Camino hacia el pasado

Mary Higgins Clark

Fragmento

Agradecimientos

AGRADECIMIENTOS

Una vez más, es preciso dar mil gracias a todos los que han contribuido a la creación de este libro.

Siento una gratitud infinita por mi preparador de originales Michael Korda, con el que he trabajado desde hace tanto tiempo. Cuesta creer que han transcurrido veintiséis años desde que empezamos a colaborar en Where Are the Children? Es un placer trabajar con él y, durante los últimos diez años, con su ayudante Chuck Adams. Son amigos y asesores maravillosos.

Lisl Cade, mi agente de publicidad, es en verdad mi mano derecha, alentadora, perceptiva, colaboradora en muchos sentidos. Te quiero, Lisl.

Gracias a mis agentes Eugene Winick y Sam Pinkus, verdaderos amigos en todo tiempo y lugar.

La subdirectora de correctores de estilo Gypsy da Silva y yo hemos vuelto a compartir un viaje emocionante. Muchísimas gracias a Gypsy.

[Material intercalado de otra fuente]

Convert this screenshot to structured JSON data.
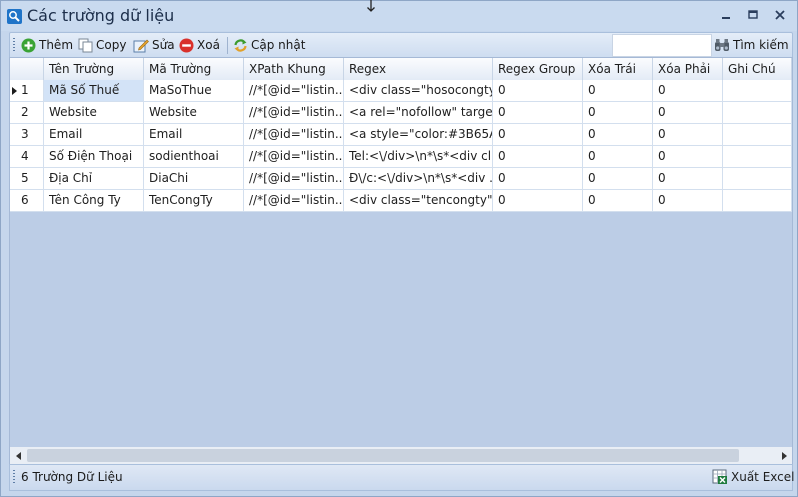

Gracias también a la correctora de estilo Carol Catt, al corrector de pruebas Michael Mitchell y al corrector tipográfico Steve Friedeman, por vuestro minucioso trabajo.

John Kaye, fiscal del condado de Monmouth, ha tenido la amabilidad de contestar a las preguntas de esta escritora acerca del papel de la oficina del fiscal, mientras escribía este libro. Le estoy muy agradecida, y si en algún punto me he equivocado, pido disculpas.

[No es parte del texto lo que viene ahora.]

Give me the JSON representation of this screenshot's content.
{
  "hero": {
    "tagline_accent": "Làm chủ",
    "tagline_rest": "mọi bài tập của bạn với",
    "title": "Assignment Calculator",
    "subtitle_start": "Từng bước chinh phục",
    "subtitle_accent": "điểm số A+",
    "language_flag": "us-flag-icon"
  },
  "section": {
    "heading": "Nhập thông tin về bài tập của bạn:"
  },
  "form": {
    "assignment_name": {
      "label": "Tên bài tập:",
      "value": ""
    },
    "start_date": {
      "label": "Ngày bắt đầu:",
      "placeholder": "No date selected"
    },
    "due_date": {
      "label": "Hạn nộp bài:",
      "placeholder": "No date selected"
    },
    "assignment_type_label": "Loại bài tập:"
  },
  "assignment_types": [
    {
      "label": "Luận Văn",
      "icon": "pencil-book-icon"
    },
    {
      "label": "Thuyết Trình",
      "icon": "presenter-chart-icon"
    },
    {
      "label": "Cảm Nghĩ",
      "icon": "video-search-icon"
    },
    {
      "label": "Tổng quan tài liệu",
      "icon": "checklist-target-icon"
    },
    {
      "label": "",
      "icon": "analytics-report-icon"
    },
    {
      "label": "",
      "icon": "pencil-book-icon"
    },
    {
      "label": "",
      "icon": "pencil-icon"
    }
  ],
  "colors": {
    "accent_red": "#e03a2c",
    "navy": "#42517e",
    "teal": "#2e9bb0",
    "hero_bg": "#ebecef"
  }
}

El sargento Steven Marron y el detective Richard Murphy, de la oficina del fiscal de distrito del condado de Nueva York, han seguido asesorándome sobre cómo los investigadores reales reaccionan ante las situaciones descritas en estas páginas. Agradezco mucho su ayuda.

Una vez más, gracias y bendiciones a mis colaboradoras y amigas Agnes Newton y Nadine Petry, y a mi cuñada Irene Clark, que se encargó de ir leyendo el manuscrito.

Judith Kelman, autora y amiga, siempre ha respondido sin vacilar cuando necesitaba una respuesta a una pregunta difícil. Es una gran investigadora y una gran amiga. Gracias, Judith.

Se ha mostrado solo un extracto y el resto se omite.